Berdasarkan data terbaru Satgas PRR per 13 April 2026, upaya revitalisasi lahan agar kembali produktif mulai menunjukkan hasil positif. Dari total 42.702 hektare sawah yang rusak parah di tiga provinsi, sebanyak 1.301 hektare di antaranya telah berhasil direhabilitasi total.

Sumbar mencatatkan progres paling impresif dengan 1.089 hektare sawah yang telah kembali produktif. Sumut 170 hektare, sementara di Aceh yang wilayahnya terdampak paling luas baru 42 hektare.

2. Pembersihan lumpur sisa bencana nyaris rampung

Wamen Komdigi Nezar Patria mengunjungi sejumlah Kabupaten di Wilayah Bencana Aceh pada Kamis (4/12/25). (Dok. Kementerian Komdigi)

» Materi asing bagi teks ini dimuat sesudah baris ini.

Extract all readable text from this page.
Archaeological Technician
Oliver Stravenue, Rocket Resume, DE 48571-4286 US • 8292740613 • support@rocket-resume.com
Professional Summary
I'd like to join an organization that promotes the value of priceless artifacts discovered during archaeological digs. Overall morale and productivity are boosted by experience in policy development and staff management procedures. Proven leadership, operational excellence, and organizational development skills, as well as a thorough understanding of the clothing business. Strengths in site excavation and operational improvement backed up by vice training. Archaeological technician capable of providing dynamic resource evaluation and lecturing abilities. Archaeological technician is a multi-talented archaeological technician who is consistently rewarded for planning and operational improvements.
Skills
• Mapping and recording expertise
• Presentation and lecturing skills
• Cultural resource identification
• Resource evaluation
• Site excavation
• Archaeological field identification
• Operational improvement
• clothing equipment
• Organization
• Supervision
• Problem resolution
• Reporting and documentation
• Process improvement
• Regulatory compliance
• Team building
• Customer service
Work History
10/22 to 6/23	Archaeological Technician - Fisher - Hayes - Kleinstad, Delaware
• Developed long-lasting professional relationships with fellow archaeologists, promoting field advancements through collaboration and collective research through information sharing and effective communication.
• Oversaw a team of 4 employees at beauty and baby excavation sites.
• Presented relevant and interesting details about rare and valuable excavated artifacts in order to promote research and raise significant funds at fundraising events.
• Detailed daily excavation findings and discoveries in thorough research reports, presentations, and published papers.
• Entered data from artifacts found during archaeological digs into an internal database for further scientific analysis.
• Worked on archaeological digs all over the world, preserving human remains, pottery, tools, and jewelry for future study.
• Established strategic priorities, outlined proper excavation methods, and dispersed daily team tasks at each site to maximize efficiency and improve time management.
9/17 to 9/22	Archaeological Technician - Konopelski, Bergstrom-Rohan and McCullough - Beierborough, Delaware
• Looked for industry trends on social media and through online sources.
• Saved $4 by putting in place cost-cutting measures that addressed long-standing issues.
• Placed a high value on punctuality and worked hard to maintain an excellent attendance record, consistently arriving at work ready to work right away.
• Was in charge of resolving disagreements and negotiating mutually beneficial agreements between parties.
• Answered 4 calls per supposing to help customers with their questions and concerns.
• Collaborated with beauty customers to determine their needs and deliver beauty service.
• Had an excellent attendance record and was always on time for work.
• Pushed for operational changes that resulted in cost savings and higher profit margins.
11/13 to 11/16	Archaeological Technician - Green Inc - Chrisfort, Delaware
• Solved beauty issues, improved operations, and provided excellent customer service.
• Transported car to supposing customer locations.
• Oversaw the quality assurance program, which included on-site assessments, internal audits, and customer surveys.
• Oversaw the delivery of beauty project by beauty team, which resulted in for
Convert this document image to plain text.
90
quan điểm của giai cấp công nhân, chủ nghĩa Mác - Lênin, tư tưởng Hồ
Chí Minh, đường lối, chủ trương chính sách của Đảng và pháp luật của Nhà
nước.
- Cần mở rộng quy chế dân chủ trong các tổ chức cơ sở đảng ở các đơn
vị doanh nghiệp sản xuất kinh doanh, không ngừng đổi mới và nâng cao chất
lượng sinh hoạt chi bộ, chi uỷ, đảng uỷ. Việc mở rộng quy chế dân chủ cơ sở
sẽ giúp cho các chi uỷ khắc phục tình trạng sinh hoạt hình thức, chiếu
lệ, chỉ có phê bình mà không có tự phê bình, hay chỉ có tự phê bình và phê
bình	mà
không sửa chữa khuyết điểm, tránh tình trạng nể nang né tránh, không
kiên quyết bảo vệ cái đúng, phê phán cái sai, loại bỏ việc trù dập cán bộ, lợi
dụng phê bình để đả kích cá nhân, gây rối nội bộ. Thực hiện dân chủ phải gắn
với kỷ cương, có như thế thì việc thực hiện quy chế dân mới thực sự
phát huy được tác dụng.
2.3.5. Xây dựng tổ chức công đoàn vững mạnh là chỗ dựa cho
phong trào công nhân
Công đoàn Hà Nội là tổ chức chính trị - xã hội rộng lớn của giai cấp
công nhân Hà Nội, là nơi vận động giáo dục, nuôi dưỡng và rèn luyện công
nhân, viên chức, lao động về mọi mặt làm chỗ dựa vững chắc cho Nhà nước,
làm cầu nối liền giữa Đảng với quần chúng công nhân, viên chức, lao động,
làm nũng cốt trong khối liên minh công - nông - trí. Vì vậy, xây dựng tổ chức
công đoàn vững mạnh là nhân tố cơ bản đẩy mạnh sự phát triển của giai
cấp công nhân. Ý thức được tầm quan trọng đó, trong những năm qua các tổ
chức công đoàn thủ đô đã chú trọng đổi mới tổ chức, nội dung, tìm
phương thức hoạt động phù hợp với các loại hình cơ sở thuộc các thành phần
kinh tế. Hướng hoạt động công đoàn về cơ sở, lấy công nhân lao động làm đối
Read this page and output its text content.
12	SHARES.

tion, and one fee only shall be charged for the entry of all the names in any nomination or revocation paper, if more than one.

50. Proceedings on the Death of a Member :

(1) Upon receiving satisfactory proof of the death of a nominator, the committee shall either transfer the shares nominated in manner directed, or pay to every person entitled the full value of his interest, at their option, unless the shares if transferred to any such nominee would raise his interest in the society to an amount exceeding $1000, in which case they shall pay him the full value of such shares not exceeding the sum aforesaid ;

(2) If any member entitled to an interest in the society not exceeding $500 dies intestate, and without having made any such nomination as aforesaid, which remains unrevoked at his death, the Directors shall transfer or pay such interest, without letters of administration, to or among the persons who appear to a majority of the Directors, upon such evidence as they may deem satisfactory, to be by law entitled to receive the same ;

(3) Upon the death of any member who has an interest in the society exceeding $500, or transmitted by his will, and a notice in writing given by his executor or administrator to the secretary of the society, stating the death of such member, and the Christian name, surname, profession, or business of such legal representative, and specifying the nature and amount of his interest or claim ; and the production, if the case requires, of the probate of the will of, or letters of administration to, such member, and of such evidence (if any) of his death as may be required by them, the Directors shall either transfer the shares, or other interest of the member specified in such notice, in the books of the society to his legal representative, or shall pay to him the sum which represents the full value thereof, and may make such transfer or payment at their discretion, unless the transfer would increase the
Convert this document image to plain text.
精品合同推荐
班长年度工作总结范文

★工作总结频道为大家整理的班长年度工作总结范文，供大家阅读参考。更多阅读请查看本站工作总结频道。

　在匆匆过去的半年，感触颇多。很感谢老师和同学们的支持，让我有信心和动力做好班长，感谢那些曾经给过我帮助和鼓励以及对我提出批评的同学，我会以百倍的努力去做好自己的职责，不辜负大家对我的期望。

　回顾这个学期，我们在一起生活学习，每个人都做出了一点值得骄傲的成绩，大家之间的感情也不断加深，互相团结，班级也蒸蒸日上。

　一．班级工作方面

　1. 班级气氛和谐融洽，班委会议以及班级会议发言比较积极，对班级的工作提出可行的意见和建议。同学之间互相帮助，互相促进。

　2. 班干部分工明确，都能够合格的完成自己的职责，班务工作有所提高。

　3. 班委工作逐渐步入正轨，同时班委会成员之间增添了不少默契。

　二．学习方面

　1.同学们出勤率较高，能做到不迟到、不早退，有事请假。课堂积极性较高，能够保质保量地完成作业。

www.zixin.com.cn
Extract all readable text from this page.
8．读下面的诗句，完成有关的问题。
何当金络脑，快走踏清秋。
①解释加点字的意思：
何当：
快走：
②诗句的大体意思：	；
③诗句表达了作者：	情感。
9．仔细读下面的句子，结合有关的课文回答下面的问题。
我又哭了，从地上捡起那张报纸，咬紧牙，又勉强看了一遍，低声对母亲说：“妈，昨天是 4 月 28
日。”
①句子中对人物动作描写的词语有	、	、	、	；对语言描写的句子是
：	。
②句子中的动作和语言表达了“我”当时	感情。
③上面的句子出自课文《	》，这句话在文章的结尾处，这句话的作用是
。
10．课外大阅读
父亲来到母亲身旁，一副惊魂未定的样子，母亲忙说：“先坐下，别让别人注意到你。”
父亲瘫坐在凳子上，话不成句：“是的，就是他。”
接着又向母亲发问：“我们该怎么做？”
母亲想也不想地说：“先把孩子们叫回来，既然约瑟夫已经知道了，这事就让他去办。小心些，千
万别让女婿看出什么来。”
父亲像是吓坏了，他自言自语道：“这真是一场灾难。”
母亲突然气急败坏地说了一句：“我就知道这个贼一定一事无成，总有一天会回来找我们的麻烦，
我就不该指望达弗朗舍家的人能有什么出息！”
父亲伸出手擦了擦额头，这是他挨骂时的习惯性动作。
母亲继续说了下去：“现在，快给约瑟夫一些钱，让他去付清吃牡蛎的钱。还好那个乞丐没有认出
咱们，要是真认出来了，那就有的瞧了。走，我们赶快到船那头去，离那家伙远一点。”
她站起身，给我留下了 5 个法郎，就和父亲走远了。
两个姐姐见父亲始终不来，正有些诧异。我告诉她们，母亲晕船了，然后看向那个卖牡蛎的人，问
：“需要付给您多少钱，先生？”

Progres positif di sektor pertanian ini sejalan dengan gerak cepat tim di lapangan dalam membersihkan sisa-sisa lumpur material longsor. Di Sumbar, 29 lokasi yang menjadi target pembersihan telah berhasil diselesaikan hingga tuntas 100 persen.

Di Provinsi Aceh, dari total 519 lokasi yang dibidik, 480 titik di antaranya sudah bersih dari material bencana. Sementara, tim gabungan telah merampungkan 20 lokasi dari total 23 target yang ditetapkan di Sumut.

3. Sertifikat tanah warga juga harus diurus

Ketua Satgas PRR Pascabencana Sumatra, Muhammad Tito Karnavian. (Dok. Satgas PRR).

Ketua Satgas PRR Pascabencana Sumatra, Muhammad Tito Karnavian, menegaskan, pemulihan tidak boleh hanya berhenti pada aspek fisik lahan. DIa menuntut jajarannya untuk turut membereskan masalah legalitas pertanahan warga yang dokumennya raib ditelan bencana.

Tito mendesak Kementerian ATR/BPN agar proaktif bekerja sama dengan pemerintah daerah untuk mengurus ulang batas lahan dan sertifikat tanah yang hilang.

"Langkah ini penting agar lahan yang kembali produktif memiliki kepastian hukum dan dapat dimanfaatkan secara optimal oleh masyarakat," ujar Tito dalam keterangan resminya, Rabu (15/4/2026).